"In Arte voluptas - in der Kunst liegt das Vergnügen" sagten sich vor fast genau 150 Jahren einige deutsche Männer und gründeten in Prag das erste "Schlaraffen-Reych". Es dauerte dann noch gute sechs Jahrzehnte bis auch in Bad Kis singen die Schlaraffen sesshaft wurden.


Frühe Anfänge

Die ersten Versuche im profanen Bad Kissingen ein Schlaraffenland zu gründen, gehen auf die Jahre 1923 bis 1929 zurück. Der Berliner Arzt Dr. Groß, der in der Sommerzeit in Bad Kissin gen, praktizierte, und sich den Vereinsnamen "Knappe 598", beziehungsweise später "Ritter Kissingen von der h. Berolina" gab, gründete hier einen ersten Stammtisch der Schlaraffen im Bratwurstglöckle.
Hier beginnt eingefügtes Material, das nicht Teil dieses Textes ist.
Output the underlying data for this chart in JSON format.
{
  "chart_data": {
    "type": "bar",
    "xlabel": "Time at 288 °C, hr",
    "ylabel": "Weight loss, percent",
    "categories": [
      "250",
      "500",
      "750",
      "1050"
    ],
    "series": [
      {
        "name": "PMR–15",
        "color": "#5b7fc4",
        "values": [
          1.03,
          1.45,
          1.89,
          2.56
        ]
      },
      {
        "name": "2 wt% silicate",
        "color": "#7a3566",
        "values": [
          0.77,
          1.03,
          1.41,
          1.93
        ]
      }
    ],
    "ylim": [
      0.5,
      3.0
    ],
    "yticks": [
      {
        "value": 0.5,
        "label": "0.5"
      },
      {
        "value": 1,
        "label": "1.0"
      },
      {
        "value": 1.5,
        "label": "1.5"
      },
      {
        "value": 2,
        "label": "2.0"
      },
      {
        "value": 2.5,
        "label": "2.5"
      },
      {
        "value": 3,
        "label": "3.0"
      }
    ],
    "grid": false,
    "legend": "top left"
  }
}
Jedoch, "nach dem frühen Ahallritt (Tod) des Ritters Kissing verlieren sich die schlaraffischen Spuren in Bad Kissingen" und im ganzen Reich wurden ab den dreißiger Jahren sowieso alle "Schlaraffenreyche" verboten.
Wieder waren es Kurgäste, die in den frühen fünfziger Jahren ein erstes halboffizielles Auftreten des Uhunestes, genannt "Feldlager Henneberga", ein so genanntes Freundschaftstreffen am 15. Lenzmond a.U. 93 (1952) im Wahlerbräukeller Bad Kissingen mitorganisierten. Von den damals 14 heimischen Recken schieden zwei alsbald durch "Allhalla-Ritt" (Tod) aus, zehn wechselten ihren Wohnort und verließen die Colonie "An den Quellen".
Am 22. Oktober1955 war es dann endlich soweit: aus der "Colonie" wurde nun offiziell das Schlaraffenreych 330 "An den Quellen" mit 26 Ritter, zwei Junkern, sieben Knappen und zwei Prüflingen. Unter den Fittichen eines imposanten Uhus von vier Metern Spannweite erklärten im Großen Saal des Regentenbaues drei auswärtige Oberschlaraffen - nach Ablauf der vorgeschriebenen Zeit - die Genehmigung zur "Gründung" des Reyches "Schlaraffia an den Quellen".
Gewaltig war auch die Teilnahme aus dem befreundeten Vereinen: "Botschaften aus 60 Reychen und an die fünfhundert Gastrecken ritten ein", so die Chronik.
Aber auch zum 60-jährigen kamen Teilnehmer aus der ganzen Bundesrepublik und Thomas Lotter, 2. Vorsitzender der Schlaraffia-Vereinigung "An den Quellen" konnte 133 Ritter und deren Gefolgschaft zur Sippung mit Geburtstagsfeier im festlich geschmückten RossiniSaal begrüßen.


Eigener Ungarnfürst

Ritter Pro-Saunio (Rainer Wirth) erquickte Gäste, Schlaraffen und Burgfrauen als waschechter "Rakoczy-Getaufter" bei der "39. Sippung mit 60-jährigem Stiftungsfest" mit einem Vortrag über den Fürsten Rakoczy wie es seiner Meinung nach gewesen ist und warum Kissingens Quellen eben Rakoczy und Pandur heißen. Dazu brachten die Schlaraffen sogar "ihren" eigenen Ungarnfürsten (Dr. Reiner Jesse ) mit, der ebenfalls zu den Rittern "An den Quellen" gehört.


Die Schlaraffen

Männerbund Schlaraffia ist eine weltweite Vereinigung deutschsprachiger Männer, die verbunden sind durch ihre Maxime Freundschaft, Kunst und Humor. Entstanden ist der Bund vor 150 Jahren in Prag.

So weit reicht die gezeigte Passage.